Fully biodegradable stents are considered a combination device and will require extensive bench testing and preclinical assessment. The following questions will need to be addressed: What is the mechanism of biodegradation? What are the degradation products and what are their biologic activities? How does the proposed biodegradable stent balance the need for mechanical integrity with the ability to degrade over time?
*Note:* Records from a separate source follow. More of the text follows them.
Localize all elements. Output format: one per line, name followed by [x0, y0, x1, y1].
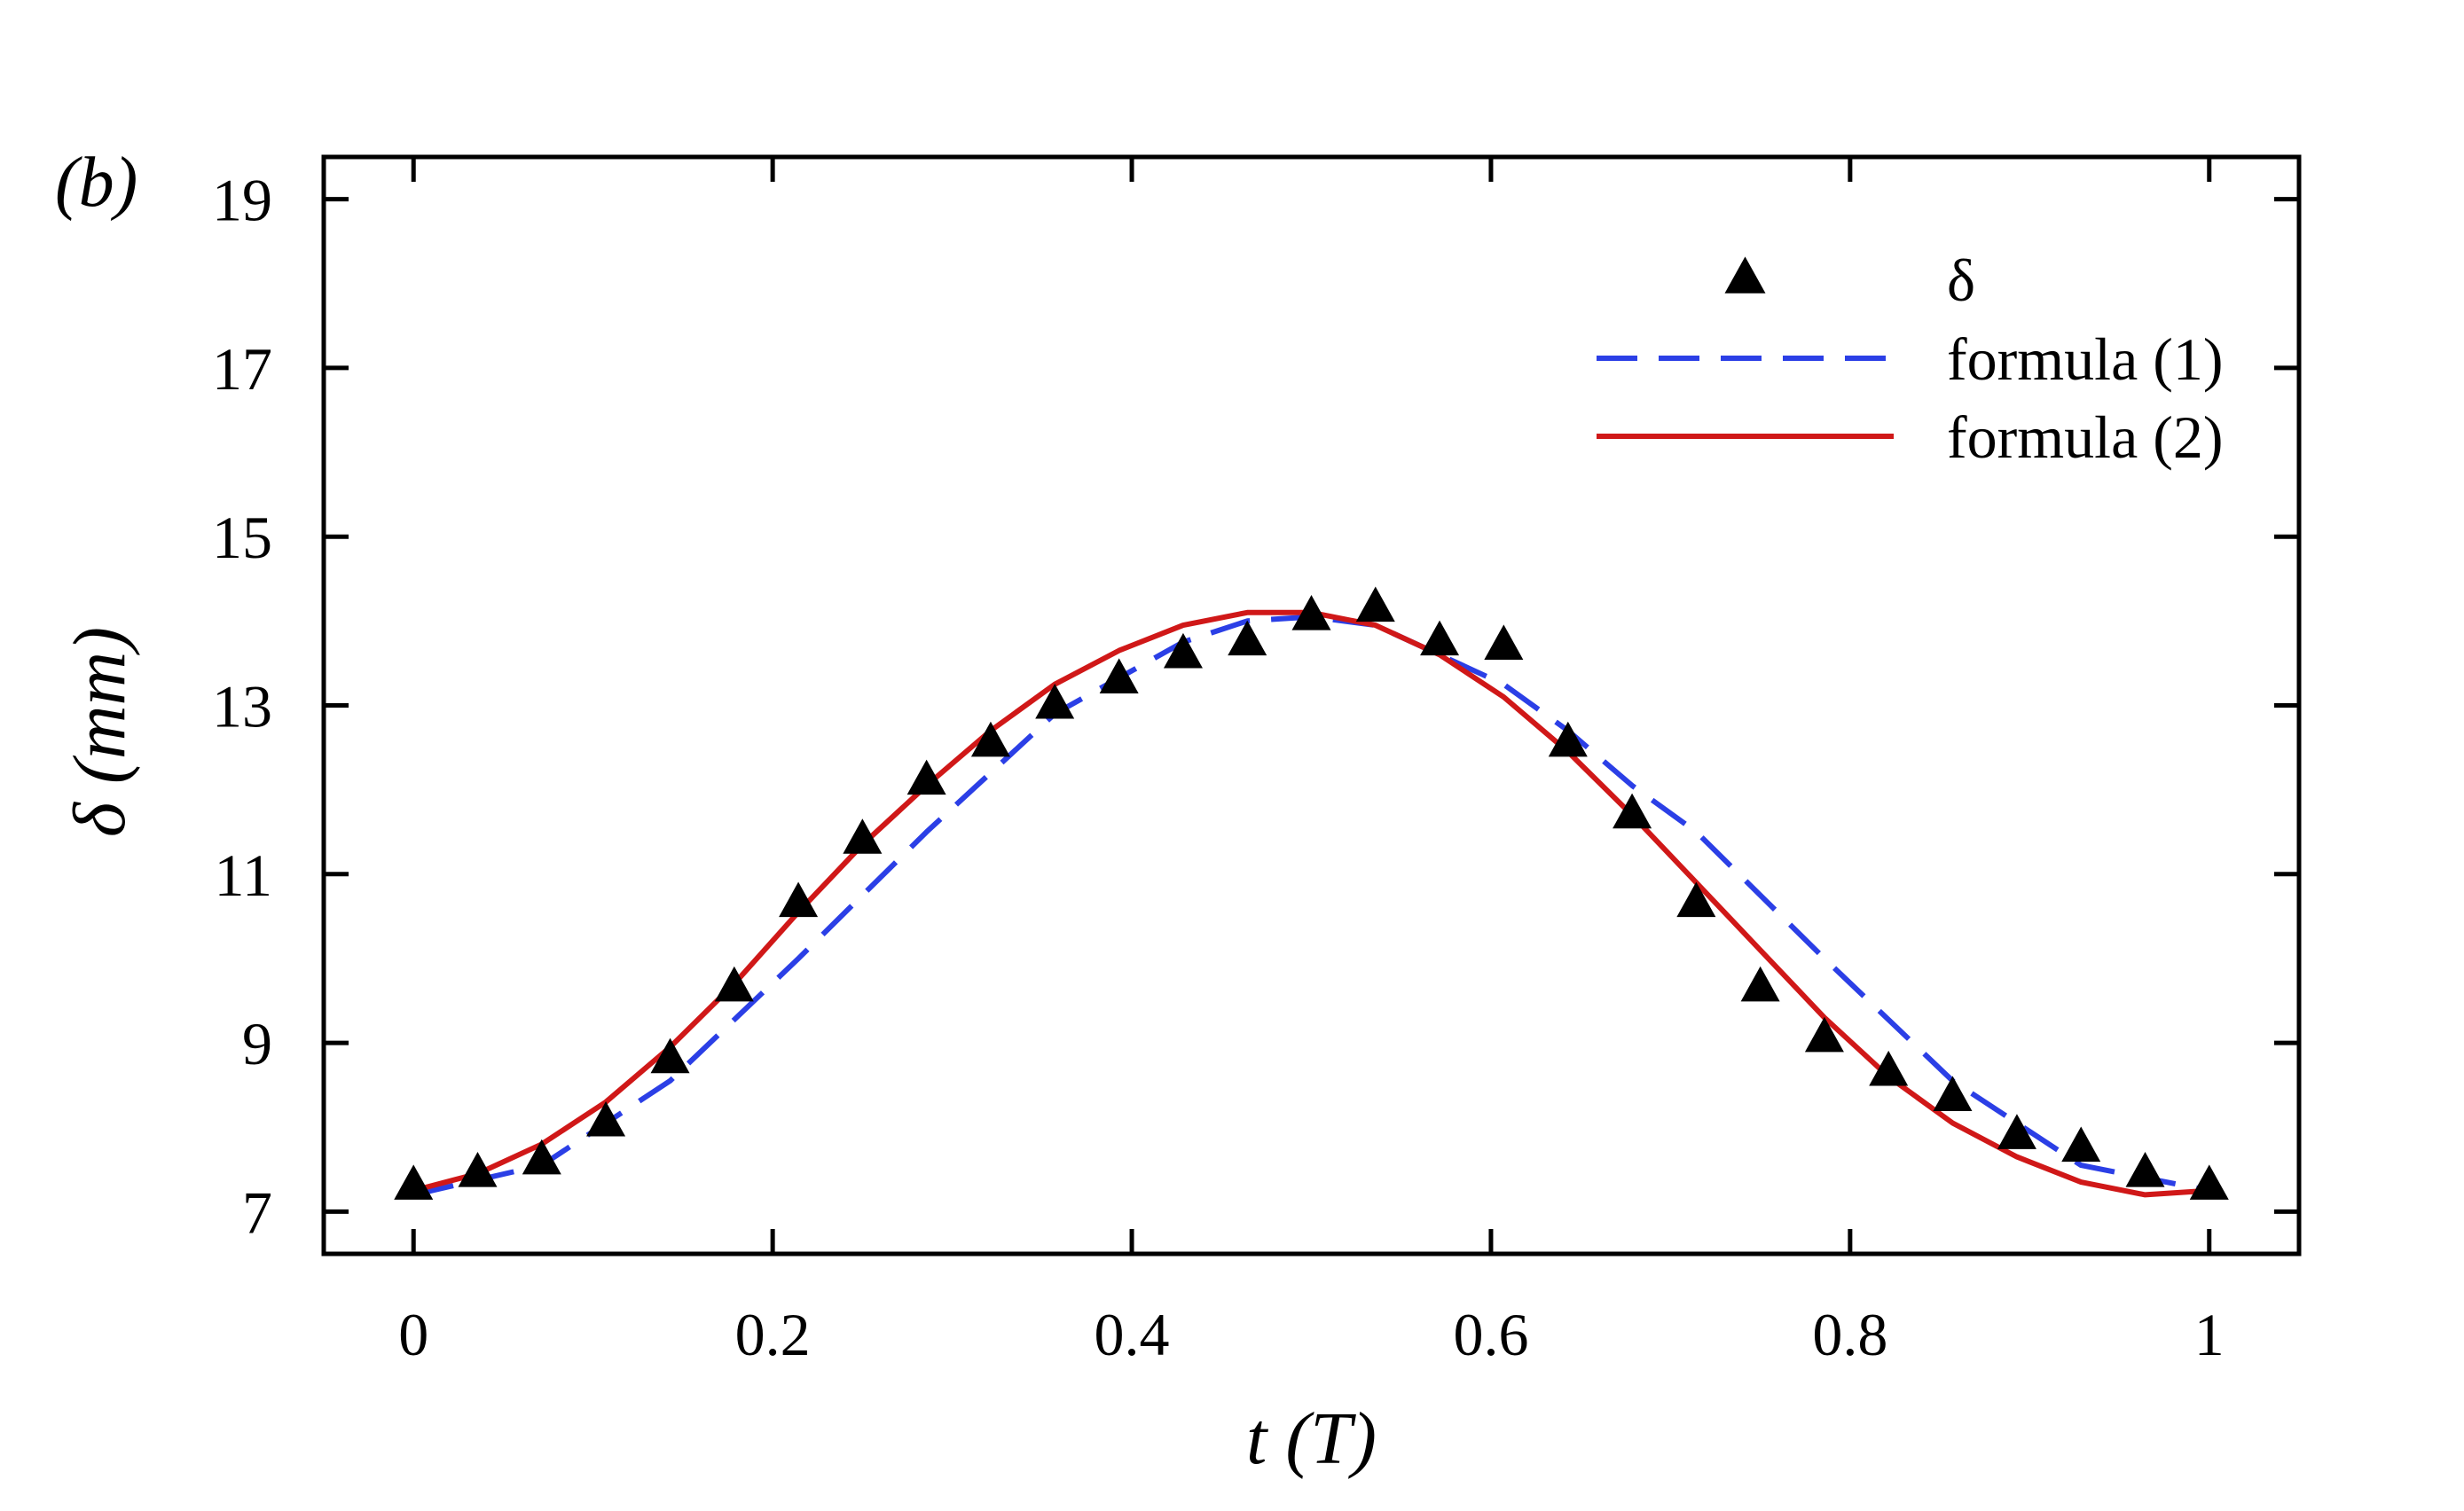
y-axis: 7 9 11 13 15 17 19: [212, 167, 2299, 1246]
y-axis-label: δ (mm): [59, 627, 141, 837]
data-point-delta: [1291, 595, 1331, 630]
data-point-delta: [2189, 1164, 2229, 1200]
data-point-delta: [779, 881, 819, 918]
y-tick-label: 17: [212, 335, 272, 403]
data-point-delta: [1804, 1016, 1844, 1053]
data-point-delta: [522, 1139, 561, 1175]
data-point-delta: [2125, 1152, 2165, 1187]
data-point-delta: [1676, 881, 1716, 918]
data-point-delta: [1740, 966, 1780, 1002]
data-point-delta: [1035, 683, 1075, 719]
x-tick-label: 0.6: [1453, 1301, 1528, 1368]
legend-label: formula (2): [1947, 403, 2224, 471]
data-point-delta: [394, 1164, 434, 1200]
data-point-delta: [1228, 620, 1267, 656]
data-point-delta: [1613, 793, 1652, 829]
y-tick-label: 7: [242, 1178, 272, 1246]
data-point-delta: [1997, 1114, 2036, 1149]
legend: δ formula (1) formula (2): [1597, 247, 2224, 471]
data-point-delta: [650, 1037, 690, 1074]
panel-label: (b): [55, 144, 137, 222]
x-tick-label: 0.8: [1812, 1301, 1887, 1368]
data-point-delta: [458, 1152, 498, 1187]
x-tick-label: 0: [398, 1301, 428, 1368]
data-point-delta: [2061, 1126, 2101, 1163]
legend-label: δ: [1947, 247, 1975, 314]
x-tick-label: 0.2: [735, 1301, 811, 1368]
data-point-delta: [1484, 624, 1524, 660]
data-point-delta: [586, 1100, 626, 1137]
plot-frame: [321, 154, 2302, 1257]
y-tick-label: 11: [215, 842, 272, 909]
plot-area: [394, 586, 2229, 1200]
x-axis-label: t (T): [1246, 1397, 1377, 1480]
y-tick-label: 9: [242, 1010, 272, 1077]
y-tick-label: 13: [212, 673, 272, 740]
legend-marker-delta: [1724, 256, 1766, 294]
data-point-delta: [1163, 632, 1203, 669]
x-tick-label: 1: [2194, 1301, 2225, 1368]
y-tick-label: 15: [212, 504, 272, 571]
x-tick-label: 0.4: [1095, 1301, 1170, 1368]
data-point-delta: [970, 721, 1010, 757]
data-point-delta: [1548, 721, 1588, 757]
x-axis: 0 0.2 0.4 0.6 0.8 1: [398, 157, 2225, 1368]
data-point-delta: [843, 818, 883, 854]
data-point-delta: [1355, 586, 1395, 622]
y-tick-label: 19: [212, 167, 272, 234]
data-point-delta: [1869, 1050, 1909, 1086]
data-point-delta: [1420, 620, 1460, 656]
series-line-formula-1: [412, 614, 2210, 1198]
legend-label: formula (1): [1947, 325, 2224, 393]
data-point-delta: [714, 966, 754, 1002]
data-point-delta: [906, 759, 946, 795]
data-point-delta: [1933, 1076, 1973, 1112]
data-point-delta: [1099, 658, 1139, 694]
Preclinical trials will be similar to those of performed with DES and will have to include long-term follow-up at least 180 days prior to initiation of a feasibility trial and a longer follow-up duration, which will determine the complete degradation of the metal or the polymer. The pre-marketing application will have to include a large clinical experience with ≥2000 patients that will get the device either in registries or randomised clinical trials. The comparative group and the study endpoints must also be determined. While fully biodegradable stents seem to be superior to bare metal stents in terms of efficacy, it is not clear if this will be the case when they are compared to DES.

Conclusion

Following PCI, the injured vessel requires scaffolding; however, there is no consensus on how long this scaffolding is required. The currently available DES have proved their capability to provide permanent scaffolding and prevent in-stent restenosis. However, the permanent polymers used in these stents became the grounds for the long-term safety issues raised. These concerns have led to improvements in DES with the use of biocompatible and biodegradable polymers. The limitations of these polymers, and the fact that all these devices will leave a permanent metallic stent, provided the development thrust of biodegradable stents, which provide only temporary scaffolding. This technology is in its infancy and significant hurdles do lie ahead. Because this technology is in its infancy, for the moment bioabsorbable stents are far from their goal of replacing bare metal or DES.